Horizons

Chronique littéraire publiée dans l'Eau vive

Jean-Pierre Picard

La parade

C’est le jour du défilé militaire. Les médailles, les bottes, les visages, l’arsenal, tout est bien astiqué et défile à la queue leu leu. Impeccable, colonne vertébrale bien droite comme les autres officiers, Suzanne regarde droit devant, marchant au pas. Elle sourit, fière d’appartenir à cette parade.

Du coin de l’œil, elle aperçoit une petite fille debout sur le trottoir qui tient la main de son père, le visage triste. Elle porte une jolie robe qui semble appartenir à une autre époque. La vue de cette robe et de ses fleurs plonge Suzanne dans les souvenirs d’un après-midi disparu, un après-midi qu’elle croyait oublié depuis longtemps.

C’était un 25 juin. Il faisait beau et chaud, comme aujourd’hui. Quel âge avait-elle ?... Ça fait si longtemps... Elle était à cette époque de la vie où plus on s’attache à un vêtement plus il devient inutile, devenu trop petit.

Cette journée là, inspirés par les images à la télé du défilé de la St-Jean-Baptiste du jour précédent, les gamins de la rue Larose avaient décidé d’improviser une parade.

Ils s’étaient tous mis en ligne, les yeux brillants au-dessus de leurs joues sales, les souliers crottés et les vêtements usés. Sauf elle ! Elle avait fièrement mis, sans en informer ses parents, ses plus beaux vêtements, ceux réservés pour la messe du dimanche et la visite chez les tantes. Elle devrait de toute façon les léguer bientôt à sa petite sœur.

Le fils de l’épicier du quartier ouvrait la marche avec sa rutilante voiture à pédales bleue « Kidillak » suivie par les tricycles et les brouettes à 4 roues propulsées d’un coup de jambe par leur pilote installé sur un genou au milieu de la plateforme. Ces derniers ne se doutaient pas que la génération suivante s’inspirerait de leur technique pour adopter un format réduit de ce mode de transport à quatre roues sous une planche.

Ceux qui étaient à pied avaient ramassé un bout de bois qu’ils brandissaient dignement, une casserole sur la tête. Ils s’étaient tous mis en branle, fiers et joyeux, piaillant des chansons inventées au fur et à mesure. Ils passèrent devant la maison des Taillefer, des Maloney... Des enfants sortaient des cours pour se joindre à eux. Madame Leclerc, essuyant le nez de son petit dernier avec son éternel tablier, les salua de la main, un sourire aux lèvres.

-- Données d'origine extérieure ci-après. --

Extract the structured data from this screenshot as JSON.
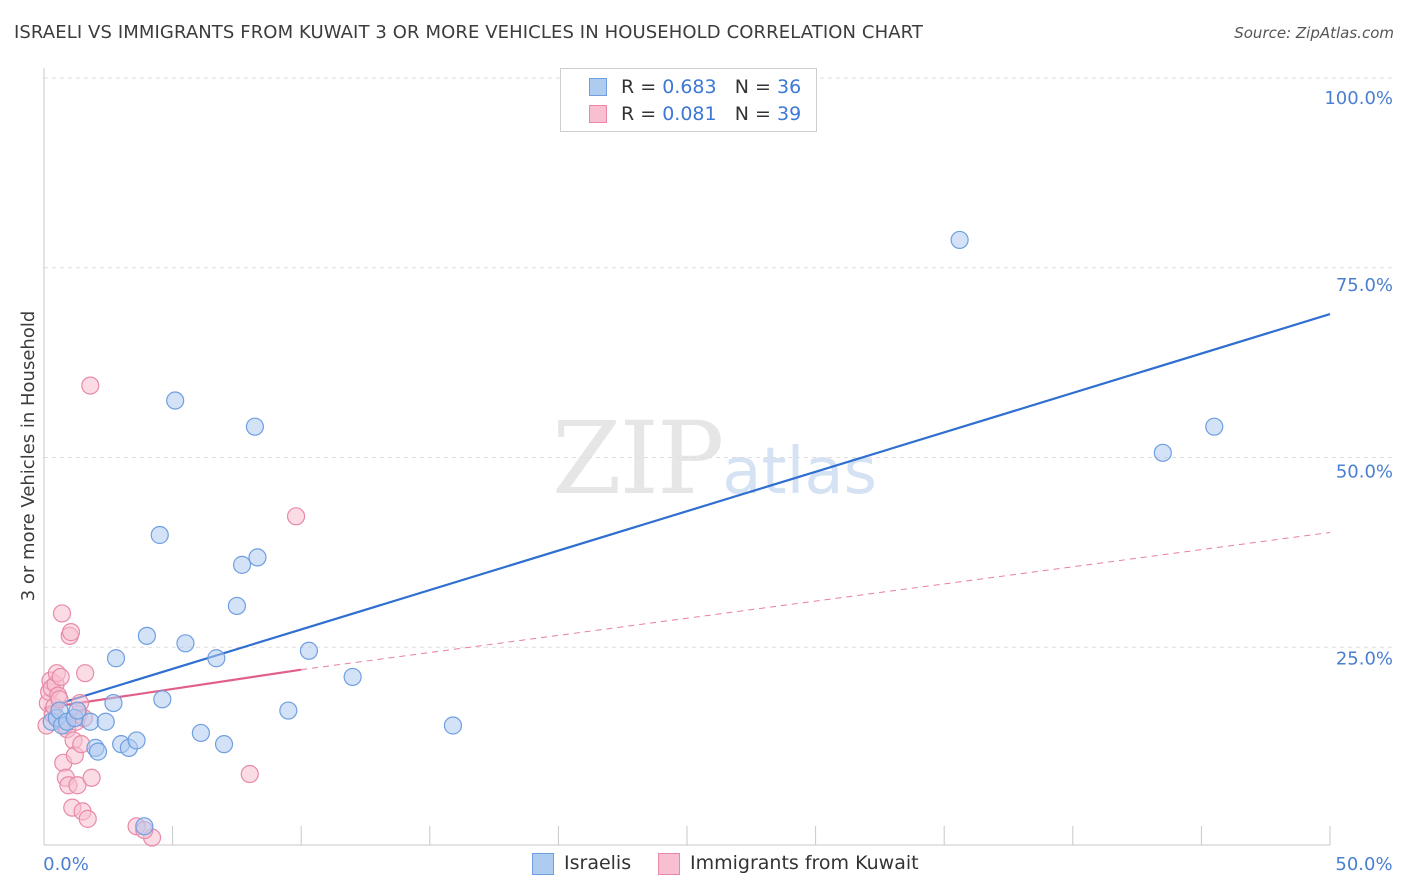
{
  "title": "ISRAELI VS IMMIGRANTS FROM KUWAIT 3 OR MORE VEHICLES IN HOUSEHOLD CORRELATION CHART",
  "source": "Source: ZipAtlas.com",
  "watermark": {
    "zip": "ZIP",
    "atlas": "atlas"
  },
  "legend": {
    "r_label": "R =",
    "n_label": "N =",
    "rows": [
      {
        "r": "0.683",
        "n": "36"
      },
      {
        "r": "0.081",
        "n": "39"
      }
    ]
  },
  "colors": {
    "israelis_fill": "#aecbf0",
    "israelis_stroke": "#6f9fe0",
    "israelis_line": "#2f6fd0",
    "kuwait_fill": "#f7bfd0",
    "kuwait_stroke": "#e889a8",
    "kuwait_line": "#e0608a",
    "tick_text": "#4a7fd1",
    "grid": "#dedede"
  },
  "chart_data": {
    "type": "scatter",
    "title": "ISRAELI VS IMMIGRANTS FROM KUWAIT 3 OR MORE VEHICLES IN HOUSEHOLD CORRELATION CHART",
    "xlabel": "",
    "ylabel": "3 or more Vehicles in Household",
    "xlim": [
      0,
      50
    ],
    "ylim": [
      0,
      100
    ],
    "x_tick_labels": [
      "0.0%",
      "50.0%"
    ],
    "y_ticks": [
      25,
      50,
      75,
      100
    ],
    "y_tick_labels": [
      "25.0%",
      "50.0%",
      "75.0%",
      "100.0%"
    ],
    "grid": true,
    "series": [
      {
        "name": "Israelis",
        "r": 0.683,
        "n": 36,
        "trend": {
          "x0": 0,
          "y0": 17.5,
          "x1": 50,
          "y1": 70,
          "style": "solid"
        },
        "points": [
          [
            0.3,
            16.5
          ],
          [
            0.5,
            17.0
          ],
          [
            0.6,
            18.0
          ],
          [
            0.7,
            16.0
          ],
          [
            0.9,
            16.5
          ],
          [
            1.2,
            17.0
          ],
          [
            1.3,
            18.0
          ],
          [
            1.8,
            16.5
          ],
          [
            2.0,
            13.0
          ],
          [
            2.1,
            12.5
          ],
          [
            2.4,
            16.5
          ],
          [
            2.7,
            19.0
          ],
          [
            2.8,
            25.0
          ],
          [
            3.0,
            13.5
          ],
          [
            3.3,
            13.0
          ],
          [
            3.6,
            14.0
          ],
          [
            3.9,
            2.5
          ],
          [
            4.0,
            28.0
          ],
          [
            4.6,
            19.5
          ],
          [
            4.5,
            41.5
          ],
          [
            5.1,
            59.5
          ],
          [
            5.5,
            27.0
          ],
          [
            6.1,
            15.0
          ],
          [
            6.7,
            25.0
          ],
          [
            7.0,
            13.5
          ],
          [
            7.5,
            32.0
          ],
          [
            7.7,
            37.5
          ],
          [
            8.2,
            56.0
          ],
          [
            8.3,
            38.5
          ],
          [
            9.5,
            18.0
          ],
          [
            10.3,
            26.0
          ],
          [
            12.0,
            22.5
          ],
          [
            15.9,
            16.0
          ],
          [
            35.6,
            81.0
          ],
          [
            43.5,
            52.5
          ],
          [
            45.5,
            56.0
          ]
        ]
      },
      {
        "name": "Immigrants from Kuwait",
        "r": 0.081,
        "n": 39,
        "trend": {
          "x0": 0,
          "y0": 17.5,
          "x1": 10,
          "y1": 22,
          "style": "solid",
          "extended": {
            "x1": 50,
            "y1": 40.5,
            "style": "dashed"
          }
        },
        "points": [
          [
            0.1,
            16.0
          ],
          [
            0.15,
            19.0
          ],
          [
            0.2,
            20.5
          ],
          [
            0.25,
            22.0
          ],
          [
            0.3,
            21.0
          ],
          [
            0.35,
            17.5
          ],
          [
            0.4,
            18.5
          ],
          [
            0.45,
            21.5
          ],
          [
            0.5,
            23.0
          ],
          [
            0.55,
            20.0
          ],
          [
            0.6,
            19.5
          ],
          [
            0.65,
            22.5
          ],
          [
            0.7,
            31.0
          ],
          [
            0.75,
            11.0
          ],
          [
            0.8,
            16.0
          ],
          [
            0.85,
            9.0
          ],
          [
            0.9,
            15.5
          ],
          [
            0.95,
            8.0
          ],
          [
            1.0,
            28.0
          ],
          [
            1.05,
            28.5
          ],
          [
            1.1,
            5.0
          ],
          [
            1.15,
            14.0
          ],
          [
            1.2,
            12.0
          ],
          [
            1.25,
            16.5
          ],
          [
            1.3,
            8.0
          ],
          [
            1.35,
            17.5
          ],
          [
            1.4,
            19.0
          ],
          [
            1.45,
            13.5
          ],
          [
            1.5,
            4.5
          ],
          [
            1.55,
            17.0
          ],
          [
            1.6,
            23.0
          ],
          [
            1.7,
            3.5
          ],
          [
            1.85,
            9.0
          ],
          [
            1.8,
            61.5
          ],
          [
            3.6,
            2.5
          ],
          [
            4.2,
            1.0
          ],
          [
            3.9,
            2.0
          ],
          [
            8.0,
            9.5
          ],
          [
            9.8,
            44.0
          ]
        ]
      }
    ]
  },
  "bottom_legend": [
    "Israelis",
    "Immigrants from Kuwait"
  ]
}
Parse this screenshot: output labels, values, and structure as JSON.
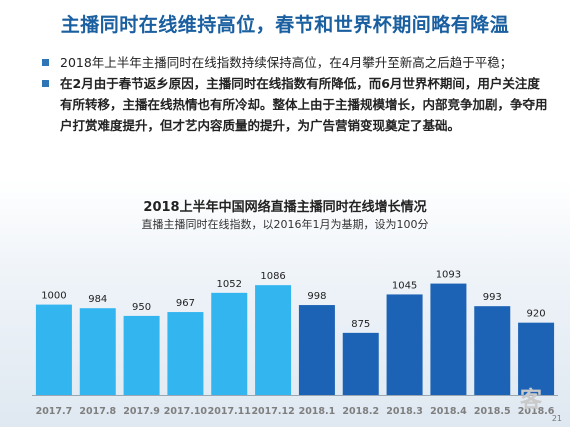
{
  "page": {
    "title": "主播同时在线维持高位，春节和世界杯期间略有降温",
    "bullets": [
      "2018年上半年主播同时在线指数持续保持高位，在4月攀升至新高之后趋于平稳；",
      "在2月由于春节返乡原因，主播同时在线指数有所降低，而6月世界杯期间，用户关注度有所转移，主播在线热情也有所冷却。整体上由于主播规模增长，内部竞争加剧，争夺用户打赏难度提升，但才艺内容质量的提升，为广告营销变现奠定了基础。"
    ],
    "page_number": "21",
    "logo_text": "客"
  },
  "chart_data": {
    "type": "bar",
    "title": "2018上半年中国网络直播主播同时在线增长情况",
    "subtitle": "直播主播同时在线指数，以2016年1月为基期，设为100分",
    "categories": [
      "2017.7",
      "2017.8",
      "2017.9",
      "2017.10",
      "2017.11",
      "2017.12",
      "2018.1",
      "2018.2",
      "2018.3",
      "2018.4",
      "2018.5",
      "2018.6"
    ],
    "values": [
      1000,
      984,
      950,
      967,
      1052,
      1086,
      998,
      875,
      1045,
      1093,
      993,
      920
    ],
    "colors": {
      "2017": "#33b5f0",
      "2018": "#1d63b5"
    },
    "grid": false,
    "legend": "none"
  }
}
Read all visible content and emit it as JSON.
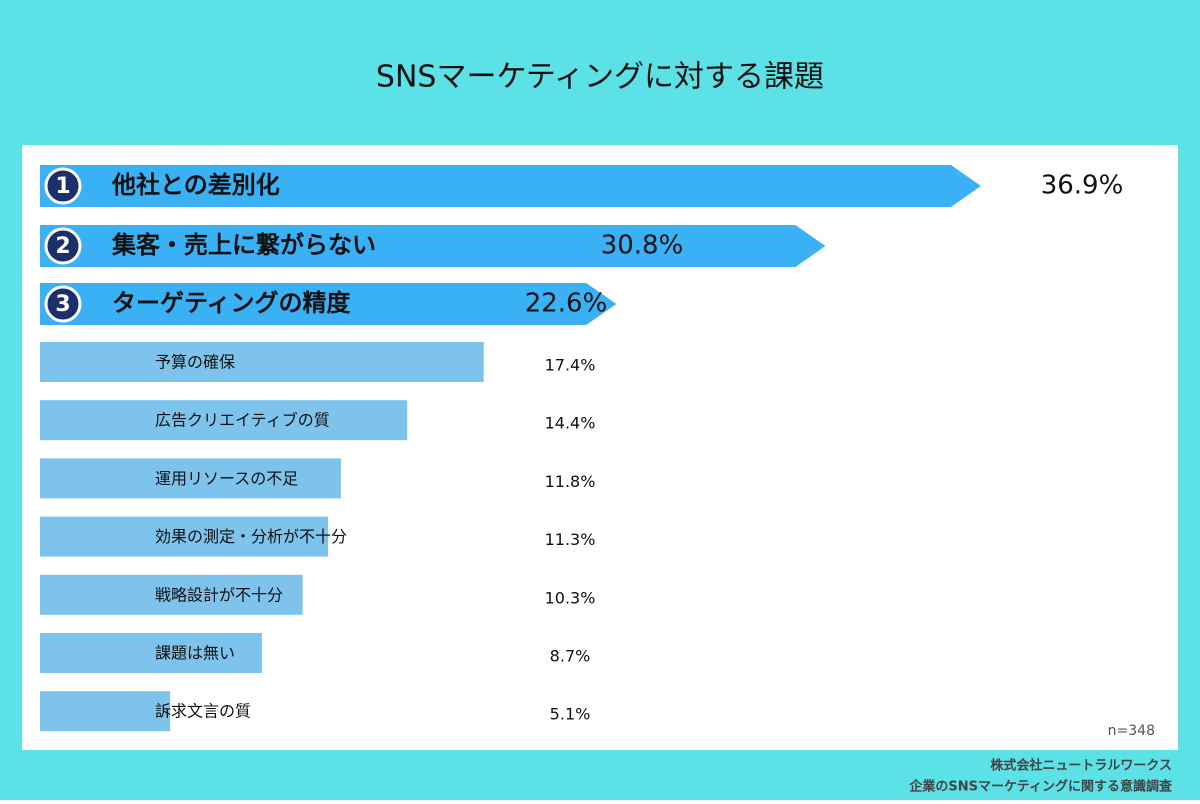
{
  "chart_data": {
    "type": "bar",
    "title": "SNSマーケティングに対する課題",
    "categories": [
      "他社との差別化",
      "集客・売上に繋がらない",
      "ターゲティングの精度",
      "予算の確保",
      "広告クリエイティブの質",
      "運用リソースの不足",
      "効果の測定・分析が不十分",
      "戦略設計が不十分",
      "課題は無い",
      "訴求文言の質"
    ],
    "values": [
      36.9,
      30.8,
      22.6,
      17.4,
      14.4,
      11.8,
      11.3,
      10.3,
      8.7,
      5.1
    ],
    "value_labels": [
      "36.9%",
      "30.8%",
      "22.6%",
      "17.4%",
      "14.4%",
      "11.8%",
      "11.3%",
      "10.3%",
      "8.7%",
      "5.1%"
    ],
    "ranks": [
      "1",
      "2",
      "3"
    ],
    "colors": [
      "#3ab0f5",
      "#7dc3eb"
    ],
    "sample_note": "n=348",
    "source": [
      "株式会社ニュートラルワークス",
      "企業のSNSマーケティングに関する意識調査"
    ]
  }
}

Le livreur de l’épicerie, revenant d’une livraison sur son imposant vélo, s’était joint à la parade, zigzagant pour heurter chaque imperfection de la rue, histoire de faire tinter les bouteilles de bière vides qu’il rapportait.

La joyeuse bande s’approchait de la maison de la vieille Lévesque, celle qu’on craignait parce qu’elle était toute plissée et méchante. Dès que les enfants arrivèrent à la hauteur de sa haie de cèdre, elle sortit en furie brandissant un balai. « Vous n’avez pas fini de faire du bruit » qu’elle hurla, s’étouffant presque d’être allée à la limite de ses vieux poumons.

Éberlués, ils s’arrêtèrent... la parade était brisée ! Plus de rires, plus de chansons... Quelqu’un n’aimait pas leur défilé. De toute façon, ils étaient rendus presqu’au bout de la rue et plus loin c’était un autre territoire, un autre coin de rue qui appartenait à d’autres enfants. Lentement, les gamins se dispersèrent et chacun retourna dans sa cour.

Une petite fille dans une robe blanche, seule sur le trottoir, marchait lentement les yeux fixés sur ses beaux souliers brillants, pleurant sourdement les larmes d’une tristesse rageuse... Une voix quelque part au fond d’elle tentait de la consoler... Un jour tu la retrouveras ta parade...

***

« Ils ne me l’enlèveront pas celle là » se dit Suzanne au milieu de l’impressionnant défilé. Mais elle n’arrive pas à le voir, perdue au milieu d’uniformes semblables au sien. L’écho lointain d’une belle robe du dimanche au milieu de gamins crottés réveille un triste filet de souvenirs.